Após duas cirurgias, o candidato precisou voltar para a Unidade de Terapia Intensiva (UTI) e mal consegue falar. Praticamente só os parentes têm acesso ao presidenciável.
Ao Estado, Antonio Luiz de Vasconcellos Macedo, cirurgião-chefe da equipe médica de Bolsonaro, afirmou que o presidenciável ficará internado por um período de 10 a 15 dias, caso não ocorra nenhuma outra complicação. A estimativa, portanto, foi ampliada em relação à previsão inicial dos especialistas, que, na data do atentado, afirmaram que o tempo médio de internação em casos do tipo é de uma semana a dez dias.
Uma das dificuldades enfrentadas pela campanha é a falta de dinheiro. Ela impossibilita a contratação de pesquisas de opinião pública. Assim, a cúpula da candidatura não sabe qual será o efeito no eleitorado do ataque – e não tem segurança para agir.
Um dos pontos em discussão é a imagem de um Bolsonaro frágil, por causa da internação. Geralmente, o deputado é associado a posições de força e à defesa de bandeiras polêmicas, como a liberação do porte de armas para todos os cidadãos.

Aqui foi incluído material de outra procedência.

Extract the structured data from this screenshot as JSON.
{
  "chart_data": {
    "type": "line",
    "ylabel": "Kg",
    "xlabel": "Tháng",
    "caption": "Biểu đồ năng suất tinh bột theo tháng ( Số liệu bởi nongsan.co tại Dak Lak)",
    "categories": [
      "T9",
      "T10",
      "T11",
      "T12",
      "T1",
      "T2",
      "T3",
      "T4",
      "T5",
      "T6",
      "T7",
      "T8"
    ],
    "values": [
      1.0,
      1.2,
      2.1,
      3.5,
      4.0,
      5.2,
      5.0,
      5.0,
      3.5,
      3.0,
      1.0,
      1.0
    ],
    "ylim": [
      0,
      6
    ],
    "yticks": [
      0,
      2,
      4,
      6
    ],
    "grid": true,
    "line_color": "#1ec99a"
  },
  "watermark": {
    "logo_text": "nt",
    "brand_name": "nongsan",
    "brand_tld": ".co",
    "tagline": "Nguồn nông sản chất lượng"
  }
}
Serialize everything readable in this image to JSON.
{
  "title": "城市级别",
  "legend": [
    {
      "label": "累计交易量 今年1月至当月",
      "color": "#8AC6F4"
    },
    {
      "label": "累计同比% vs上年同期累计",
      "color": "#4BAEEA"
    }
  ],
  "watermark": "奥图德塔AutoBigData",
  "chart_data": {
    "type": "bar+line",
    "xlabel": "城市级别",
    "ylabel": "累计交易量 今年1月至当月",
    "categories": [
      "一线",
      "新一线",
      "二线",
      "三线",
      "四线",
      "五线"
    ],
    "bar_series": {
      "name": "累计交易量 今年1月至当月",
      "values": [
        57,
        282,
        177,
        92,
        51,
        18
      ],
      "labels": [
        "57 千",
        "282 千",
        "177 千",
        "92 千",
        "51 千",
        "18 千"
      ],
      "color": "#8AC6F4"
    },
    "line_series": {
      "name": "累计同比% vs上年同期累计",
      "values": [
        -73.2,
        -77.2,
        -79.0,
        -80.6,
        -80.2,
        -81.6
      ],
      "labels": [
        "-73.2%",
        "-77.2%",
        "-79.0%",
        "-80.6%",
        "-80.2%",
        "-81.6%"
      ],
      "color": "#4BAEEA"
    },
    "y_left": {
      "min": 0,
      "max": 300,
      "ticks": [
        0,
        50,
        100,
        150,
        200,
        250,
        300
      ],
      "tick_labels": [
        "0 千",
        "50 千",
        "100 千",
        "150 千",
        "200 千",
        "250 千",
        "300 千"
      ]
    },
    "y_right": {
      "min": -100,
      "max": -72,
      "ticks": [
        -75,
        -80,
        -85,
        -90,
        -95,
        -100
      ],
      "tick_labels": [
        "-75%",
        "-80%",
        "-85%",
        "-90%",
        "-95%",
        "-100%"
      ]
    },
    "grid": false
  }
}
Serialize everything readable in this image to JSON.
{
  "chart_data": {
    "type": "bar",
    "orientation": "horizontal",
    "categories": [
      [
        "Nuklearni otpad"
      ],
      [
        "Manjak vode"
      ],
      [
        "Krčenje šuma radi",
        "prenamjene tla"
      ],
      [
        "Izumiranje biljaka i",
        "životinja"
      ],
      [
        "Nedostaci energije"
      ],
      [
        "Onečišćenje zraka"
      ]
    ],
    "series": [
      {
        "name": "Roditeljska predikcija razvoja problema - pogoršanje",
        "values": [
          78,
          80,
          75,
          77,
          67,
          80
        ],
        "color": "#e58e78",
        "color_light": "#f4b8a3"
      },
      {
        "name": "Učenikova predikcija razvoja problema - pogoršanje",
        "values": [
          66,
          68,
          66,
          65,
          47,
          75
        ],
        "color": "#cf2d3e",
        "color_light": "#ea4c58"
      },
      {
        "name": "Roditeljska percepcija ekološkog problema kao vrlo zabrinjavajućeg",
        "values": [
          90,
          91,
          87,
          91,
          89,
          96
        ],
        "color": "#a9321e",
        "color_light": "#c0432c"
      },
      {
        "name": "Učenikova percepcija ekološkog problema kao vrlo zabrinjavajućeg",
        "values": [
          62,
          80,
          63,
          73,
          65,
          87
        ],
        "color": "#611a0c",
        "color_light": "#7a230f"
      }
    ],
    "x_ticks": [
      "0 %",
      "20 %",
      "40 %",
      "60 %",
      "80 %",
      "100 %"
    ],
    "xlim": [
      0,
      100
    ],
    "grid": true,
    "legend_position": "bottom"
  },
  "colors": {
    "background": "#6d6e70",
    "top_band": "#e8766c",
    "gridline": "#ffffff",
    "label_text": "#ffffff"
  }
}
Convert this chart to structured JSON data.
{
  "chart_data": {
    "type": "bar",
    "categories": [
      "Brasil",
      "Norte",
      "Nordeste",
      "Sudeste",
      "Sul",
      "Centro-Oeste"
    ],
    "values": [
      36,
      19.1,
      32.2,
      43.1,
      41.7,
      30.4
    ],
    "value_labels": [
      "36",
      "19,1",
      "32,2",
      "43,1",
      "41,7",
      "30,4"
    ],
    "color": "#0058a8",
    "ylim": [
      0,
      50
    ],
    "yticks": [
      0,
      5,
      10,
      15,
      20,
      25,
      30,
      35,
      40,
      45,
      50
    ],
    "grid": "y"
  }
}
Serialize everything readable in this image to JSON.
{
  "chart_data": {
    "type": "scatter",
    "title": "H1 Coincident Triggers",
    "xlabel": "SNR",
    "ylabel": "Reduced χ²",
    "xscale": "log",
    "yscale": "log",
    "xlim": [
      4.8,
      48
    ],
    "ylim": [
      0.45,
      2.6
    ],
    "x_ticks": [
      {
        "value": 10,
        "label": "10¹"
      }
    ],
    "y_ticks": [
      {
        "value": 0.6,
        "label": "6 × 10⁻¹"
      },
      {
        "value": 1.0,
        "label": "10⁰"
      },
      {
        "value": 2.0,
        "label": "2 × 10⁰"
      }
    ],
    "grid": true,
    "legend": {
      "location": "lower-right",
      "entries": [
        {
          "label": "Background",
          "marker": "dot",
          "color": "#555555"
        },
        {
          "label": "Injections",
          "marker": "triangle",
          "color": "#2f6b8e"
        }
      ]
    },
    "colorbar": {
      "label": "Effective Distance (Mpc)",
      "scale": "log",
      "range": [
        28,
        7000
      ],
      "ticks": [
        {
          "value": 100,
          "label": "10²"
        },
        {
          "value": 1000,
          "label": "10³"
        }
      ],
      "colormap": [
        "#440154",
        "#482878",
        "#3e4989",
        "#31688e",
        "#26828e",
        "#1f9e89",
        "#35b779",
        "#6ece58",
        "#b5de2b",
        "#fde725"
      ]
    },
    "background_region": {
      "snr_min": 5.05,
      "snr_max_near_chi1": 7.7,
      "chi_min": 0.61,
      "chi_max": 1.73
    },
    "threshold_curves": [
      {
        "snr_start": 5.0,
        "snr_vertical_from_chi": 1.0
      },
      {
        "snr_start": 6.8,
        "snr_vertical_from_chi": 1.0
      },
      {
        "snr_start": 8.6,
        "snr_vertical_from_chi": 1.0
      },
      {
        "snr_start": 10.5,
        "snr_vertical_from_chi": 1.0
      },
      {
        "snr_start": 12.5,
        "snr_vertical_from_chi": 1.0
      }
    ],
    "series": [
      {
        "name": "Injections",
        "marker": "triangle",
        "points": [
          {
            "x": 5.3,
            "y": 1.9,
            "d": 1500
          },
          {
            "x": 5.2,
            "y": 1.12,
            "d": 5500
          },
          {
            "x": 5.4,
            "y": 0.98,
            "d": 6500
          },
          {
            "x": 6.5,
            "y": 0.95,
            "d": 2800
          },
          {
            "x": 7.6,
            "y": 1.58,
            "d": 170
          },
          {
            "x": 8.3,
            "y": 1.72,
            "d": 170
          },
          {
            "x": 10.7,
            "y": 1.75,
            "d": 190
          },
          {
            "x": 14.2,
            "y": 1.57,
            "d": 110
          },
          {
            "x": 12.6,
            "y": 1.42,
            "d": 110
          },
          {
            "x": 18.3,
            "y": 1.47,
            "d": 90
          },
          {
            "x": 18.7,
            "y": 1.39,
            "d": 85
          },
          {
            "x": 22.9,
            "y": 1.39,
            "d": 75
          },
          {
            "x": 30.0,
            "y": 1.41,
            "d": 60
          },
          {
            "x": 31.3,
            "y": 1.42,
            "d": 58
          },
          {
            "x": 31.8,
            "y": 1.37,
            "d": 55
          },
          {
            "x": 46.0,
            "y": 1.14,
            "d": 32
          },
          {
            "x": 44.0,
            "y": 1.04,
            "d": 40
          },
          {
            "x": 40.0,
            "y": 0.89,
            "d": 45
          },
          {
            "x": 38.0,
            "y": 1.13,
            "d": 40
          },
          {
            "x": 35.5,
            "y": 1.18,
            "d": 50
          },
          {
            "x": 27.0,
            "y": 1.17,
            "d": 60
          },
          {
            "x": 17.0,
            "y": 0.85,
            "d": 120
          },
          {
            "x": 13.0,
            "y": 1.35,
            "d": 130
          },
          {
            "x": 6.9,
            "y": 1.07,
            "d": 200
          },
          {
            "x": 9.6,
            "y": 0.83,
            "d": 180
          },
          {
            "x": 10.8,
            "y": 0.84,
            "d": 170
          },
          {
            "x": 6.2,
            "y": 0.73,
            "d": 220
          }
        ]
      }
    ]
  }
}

Filhos de Bolsonaro dividem agenda
Reuniram-se com policiais federais para saber das investigações do ataque. Depois, voltaram para seus Estados – Eduardo faz campanha por São Paulo e Flávio tenta o Senado pelo Rio. Vereador na capital fluminense, o outro filho do presidenciável, Carlos Bolsonaro, ficou com o pai, no hospital.
O acesso ao deputado no hospital foi restringido. O candidato a vice na chapa de Bolsonaro,
Hamilton Mourão, já tinha se posicionado contra a entrada de aliados no quarto do candidato para fazer vídeos. O general da reserva passou a semana pedindo “cautela”.
Médicos especialistas apontam restrições
As lesões causadas pela facada e a necessidade de duas operações fazem com que haja riscos de novas obstruções intestinais e infecções. O quadro delicado indica que, mesmo após as eleições, Bolsonaro ainda poderá ter restrições alimentares, dificuldades para andar, náuseas e outros desconfortos digestivos. Isso deve atrapalhar agendas públicas, viagens e corpo a corpo com simpatizantes.
A cicatrização interna (das lesões do intestino) dura, em média, 10 dias, mas a externa (da pele) só é considerada completa depois de três meses. “Pode haver rigidez na região da cicatrização. Mesmo que esteja andando, será mais devagar”, disse o professor de cirurgia da Faculdade de Medicina da USP Sergio Mies.
“Com um mês, o paciente já é liberado para as atividades corriqueiras, mas existem restrições da convalescença. Não dá para ser carregado, subir em carro de som”, afirmou o professor de gastroenterologia cirúrgica Alberto Goldenberg, da Escola Paulista de Medicina da Universidade Federal de São Paulo (Unifesp).
Bolsonaro ainda terá de se acostumar a conviver com a bolsa coletora de fezes, colocada após a realização da colostomia. “É preciso esvaziá-la várias vezes ao dia. Muitos evitam viagem de avião, por exemplo”, disse Mies. Mas, segundo os especialistas, há produtos mais modernos que facilitam a vida do paciente na troca da bolsa. “A presença da bolsa em si não impede o paciente de fazer atividade física, trabalhar, namorar”, afirmou o cirurgião do aparelho digestivo Fábio Atuí.
De acordo com os médicos, a retirada da bolsa, em média, ocorre de dois a três meses após a primeira cirurgia, o que seria próximo de uma eventual posse como presidente. Quando há infecções na recuperação, esse prazo é ampliado.